File naming policies

Item What Why
Be nice to your computer: No white spaces as some systems can be confused by them Ensures compatibility across different systems and prevents errors
No special characters (e.g., *, ^, +, …) Prevents interpretation issues and potential conflicts with system functions
Don’t assume case is meaningful Avoids confusion on systems that do not differentiate by case
Consistency is KEY Avoids confusion in general
Be nice to yourself and your collaborators Concise and descriptive names Just makes life easier :)

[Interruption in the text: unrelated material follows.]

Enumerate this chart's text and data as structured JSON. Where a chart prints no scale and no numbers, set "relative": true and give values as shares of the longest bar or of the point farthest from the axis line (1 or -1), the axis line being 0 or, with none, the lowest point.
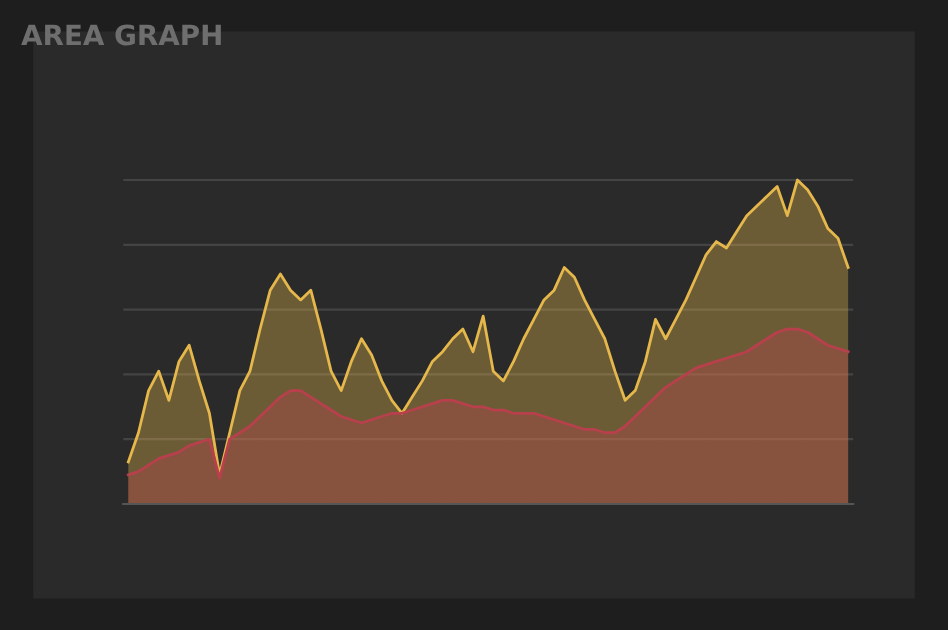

Make sorting and searching easy Dates should follow YYYY-MM-DD format Standardizes date representation makes sorting and interpretation easy
Use numbers as a prefix to order files Enables sequential sorting of files regardless of system
Left pad with 0 so numbers have the same length Ensures proper numerical order when sorting files
Use keywords You can search these!

TASK Work through Danielle Navarro’s presentation on Project Structure and see how many pitfalls you have fallen into to-date.